ABD, 30 yıldır yürürlükte olan ve yarattığı güven ortamı ile daha sonra daha büyük silahları kapsayan Doğu-Batı yarışına ve böylece Soğuk Savaş’a son vermiş olan orta menzilli füzeler anlaşmasından çekildi. 31 Temmuz 1991’den geçen Cuma güne kadar, insanlık kuşkusuz bir yığın savaşın, açlığın, hastalığın tehdidi altında idi. Ama bir şeyden emindik: herhangi bir milletin başına, Hiroşima ve Nagazaki halkına olduğu gibi bir atom veya hidrojen bombası düşmez ve o kentteki insanların yüzde 40’ı o anda, yüzde 65’i de daha sonraki yıl içinde kitle halinde ölmezdi.
Saddam’ın kimyasal silahları, Beşar Esad’ın varil bombaları çok insanın kitle halinde ölümüne sebep oldu ve hâlâ olabilir. Ama böyle bir savaş için askerleriniz, uçaklarınız olmalı, onları bu katliamları işleyeceğiniz ülkede konuşlandırmış olmanız gerekiyor. Bunun önüne geçecek diplomatik temaslar ve caydırıcı askeri önlemler, bunlar yetmez ise karşı saldırılar her zaman mümkün. Başka bir deyişle nükleer olmayan saldırının hem hacmi hem verdiği zarar ve hem de ihtimali birçok değişkene bağlı.
Fakat nükleer silah, bir roket, ucuna bağlı atom veya hidrojen bombasını imal ettiğinizi, konuşlandırdığınızı ve kullanmaya karar verdiğinizi kimse bilmeyebiliyor. Washington’da oturup, Ohio’da bir çöldeki depodan, Pekin’e veya Şanghay ’a, ya da Guang ju ’ya bir nükleer silah fırlattığınızı, insanlık ancak orada 2 milyon kişinin aynı anda ölmesi ile haber alır.

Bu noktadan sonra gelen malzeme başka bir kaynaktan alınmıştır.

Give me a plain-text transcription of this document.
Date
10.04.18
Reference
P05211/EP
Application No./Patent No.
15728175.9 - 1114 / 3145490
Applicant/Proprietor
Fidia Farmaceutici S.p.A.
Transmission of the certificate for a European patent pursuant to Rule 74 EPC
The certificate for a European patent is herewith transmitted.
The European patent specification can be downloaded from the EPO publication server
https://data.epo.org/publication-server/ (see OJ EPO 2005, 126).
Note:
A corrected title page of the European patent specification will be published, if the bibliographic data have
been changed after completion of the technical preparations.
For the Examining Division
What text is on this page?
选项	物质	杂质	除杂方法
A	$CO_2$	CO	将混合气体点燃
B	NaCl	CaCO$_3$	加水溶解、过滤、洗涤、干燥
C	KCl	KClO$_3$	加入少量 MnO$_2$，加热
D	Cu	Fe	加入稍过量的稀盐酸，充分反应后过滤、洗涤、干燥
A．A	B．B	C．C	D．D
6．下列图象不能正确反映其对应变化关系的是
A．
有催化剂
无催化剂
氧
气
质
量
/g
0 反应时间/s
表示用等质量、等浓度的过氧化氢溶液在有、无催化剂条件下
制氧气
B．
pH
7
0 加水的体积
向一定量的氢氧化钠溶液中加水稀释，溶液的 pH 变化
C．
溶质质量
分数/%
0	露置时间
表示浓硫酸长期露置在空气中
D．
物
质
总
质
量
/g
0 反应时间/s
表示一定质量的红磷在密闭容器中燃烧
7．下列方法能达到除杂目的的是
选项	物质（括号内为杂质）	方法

Trump, orta menzilli füze anlaşmasından çekilme kararını Rusya’yı suçlayarak aldı. Ancak durum çok belli ki, orta menzilli füzelerle en az ABD kadar kolay silahlanabilecek Rusya değil, dünyanın en büyük ekonomisi ve en büyük askeri gücü olmaya aday Çin hedef alınmaktadır.
30 yıl önceki anlaşmalara Çin taraf değildi. 30 yıl önce kimse, Çin’in bugünkü dev ekonomi olacağını tahmin edemiyordu. Batılı uzmanların o zamanki analizlerine baktığınızda ilk gördüğünüz, Çin’in ekonomik gelişmesinin ortaya güçlü bir işçi sınıfı ve burjuvazi çıkartacağı ve bunların Çin Komünist Partisi’nin tahakkümünü devam ettirmesine engel olacakları yönünde idi.
Evet, ortaya çok güçlü bir işçi ve orta sınıf çıktı; ancak Çin Komünist Partisi, yönetici rolünden zerrece vaz geçmedi. Güçlü işçi sınıfı ve Çin burjuvazisi, dünya çapında turist oldular!
ABD, 2008’den beri bir türlü savamadığı ekonomik bunalımı, kapitalist emperyalizmin klasik yöntemi olan savaşla halledecektir.
Trump’ın “akıllı iş adamı” imajı ile sağladığı pazarlıklar ekonomik düzelmeyi bir noktaya kadar getirdi. Ne var ki Demokratlarla bir türlü sağlanamayan siyasal uzlaşma, Cumhuriyetçilerin hâlâ yekvücut bir destekten uzak durmaları, Trump’a aradığı şanı-şöhreti ve ekonomik çareleri, savaşta bulabileceği kanısını veriyor. Halen dünyanın 80’den fazla noktasında ABD az veya çok yoğun bir çatışmanın içinde. Venezuela’yı Güney Amerika’da başka ülkelere yapılacak müdahaleler izleyecektir.
ABD’nin Suriye’den Irak’tan çekileceği de korkulur ki bir aldatmacadan ibarettir.